Low-Level index file function


LONG FirstKey(FILNO keyno, pVOID idxval)


In V12 the file number typedef was formally changed from COUNT, a two-byte value to FILNO, a four-byte value. Refer to this link for compatibility details. Four Byte File Numbering

FirstKey() searches index file keyno for the first entry in the index. If successful, it copies the first index entry into the space pointed to by idxval.


FirstKey() returns the data record position associated with the first entry in the index file. If the index is empty or an error is detected, FirstKey() returns zero.
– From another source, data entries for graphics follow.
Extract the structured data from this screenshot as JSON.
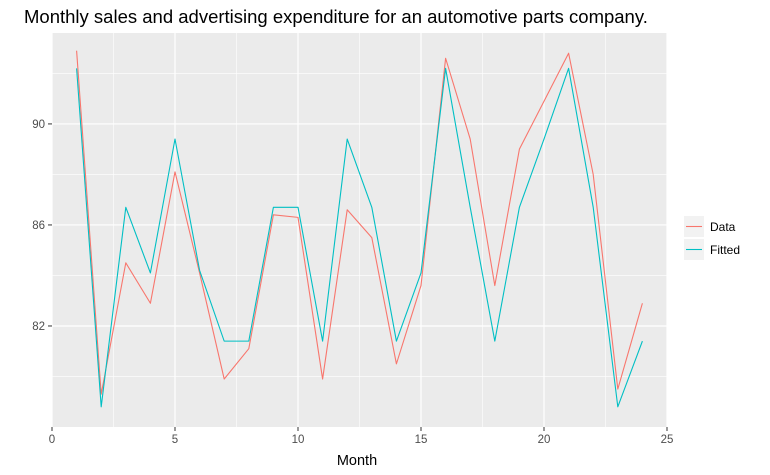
{
  "chart_data": {
    "type": "line",
    "title": "Monthly sales and advertising expenditure for an automotive parts company.",
    "xlabel": "Month",
    "ylabel": "",
    "xlim": [
      0,
      25
    ],
    "ylim": [
      78,
      93.6
    ],
    "x_ticks": [
      0,
      5,
      10,
      15,
      20,
      25
    ],
    "y_ticks": [
      82,
      86,
      90
    ],
    "grid": true,
    "legend_position": "right",
    "x": [
      1,
      2,
      3,
      4,
      5,
      6,
      7,
      8,
      9,
      10,
      11,
      12,
      13,
      14,
      15,
      16,
      17,
      18,
      19,
      20,
      21,
      22,
      23,
      24
    ],
    "series": [
      {
        "name": "Data",
        "color": "#f8766d",
        "values": [
          92.9,
          79.3,
          84.5,
          82.9,
          88.1,
          84.1,
          79.9,
          81.1,
          86.4,
          86.3,
          79.9,
          86.6,
          85.5,
          80.5,
          83.6,
          92.6,
          89.4,
          83.6,
          89.0,
          90.9,
          92.8,
          88.0,
          79.5,
          82.9
        ]
      },
      {
        "name": "Fitted",
        "color": "#00bfc4",
        "values": [
          92.2,
          78.8,
          86.7,
          84.1,
          89.4,
          84.2,
          81.4,
          81.4,
          86.7,
          86.7,
          81.4,
          89.4,
          86.7,
          81.4,
          84.1,
          92.2,
          86.7,
          81.4,
          86.7,
          89.4,
          92.2,
          86.7,
          78.8,
          81.4
        ]
      }
    ]
  }
}
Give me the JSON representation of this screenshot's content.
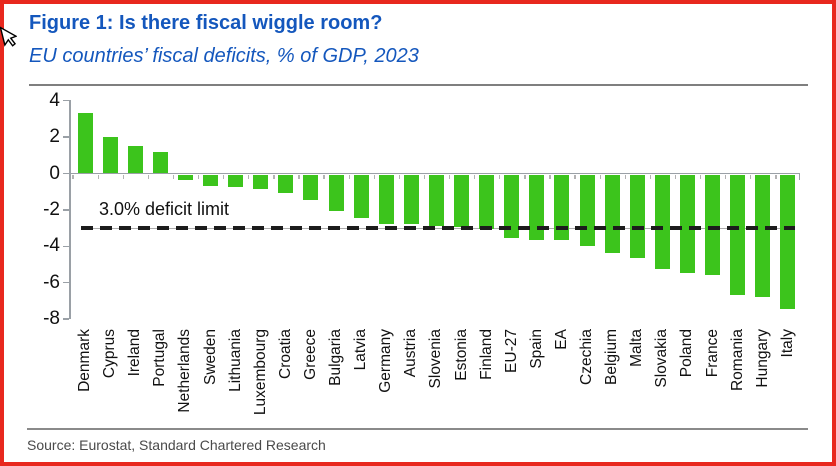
{
  "figure": {
    "title": "Figure 1: Is there fiscal wiggle room?",
    "subtitle": "EU countries’ fiscal deficits, % of GDP, 2023",
    "source": "Source: Eurostat, Standard Chartered Research"
  },
  "colors": {
    "bar_green": "#3cc41c",
    "title_blue": "#1457bd",
    "frame_red": "#e8281e",
    "axis_gray": "#9aa0a6",
    "dash_black": "#1c1c1c"
  },
  "chart_data": {
    "type": "bar",
    "title": "Figure 1: Is there fiscal wiggle room?",
    "subtitle": "EU countries’ fiscal deficits, % of GDP, 2023",
    "categories": [
      "Denmark",
      "Cyprus",
      "Ireland",
      "Portugal",
      "Netherlands",
      "Sweden",
      "Lithuania",
      "Luxembourg",
      "Croatia",
      "Greece",
      "Bulgaria",
      "Latvia",
      "Germany",
      "Austria",
      "Slovenia",
      "Estonia",
      "Finland",
      "EU-27",
      "Spain",
      "EA",
      "Czechia",
      "Belgium",
      "Malta",
      "Slovakia",
      "Poland",
      "France",
      "Romania",
      "Hungary",
      "Italy"
    ],
    "values": [
      3.3,
      2.0,
      1.5,
      1.2,
      -0.3,
      -0.6,
      -0.7,
      -0.8,
      -1.0,
      -1.4,
      -2.0,
      -2.4,
      -2.7,
      -2.7,
      -2.8,
      -2.9,
      -3.0,
      -3.5,
      -3.6,
      -3.6,
      -3.9,
      -4.3,
      -4.6,
      -5.2,
      -5.4,
      -5.5,
      -6.6,
      -6.7,
      -7.4
    ],
    "xlabel": "",
    "ylabel": "",
    "ylim": [
      -8,
      4
    ],
    "yticks": [
      4,
      2,
      0,
      -2,
      -4,
      -6,
      -8
    ],
    "grid": false,
    "legend": "none",
    "bar_color": "#3cc41c",
    "reference_line": {
      "value": -3.0,
      "label": "3.0% deficit limit",
      "style": "dashed"
    }
  }
}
If FirstKey() returns zero, check uerr_cod to see if an error occurred: if uerr_cod is also zero, then the index is empty; otherwise, an error condition was detected. See FairCom DB Error Codes for a complete listing of valid FairCom DB error values.


TEXT idxval[10];

FILNO keyno;

if (FirstKey(keyno,idxval))

printf("\nFirst index entry = %.10s", idxval);

else {

printf("\nEither index is empty or an error occurred.");

if (uerr_cod)

printf("\Error = %d",uerr_cod);


printf("\Index is empty.);



No check is made to determine if idxval points to a region sufficiently large to accept a key value from the index file. If the area is too small, either code or data will be clobbered. Use GetCtFileInfo to determine the key length.

The key value returned by this function will be a properly formatted key value (i.e., HIGH_LOW order, forced to upper case, etc.). The main issue is if binary key values will be displayed on a LOW_HIGH machine, it will be necessary to reverse any numeric segments. The Key Segment Modes (Key Segment Modes, /doc/ctreeplus/30863.htm) topic contains suggestions for manipulating the key value.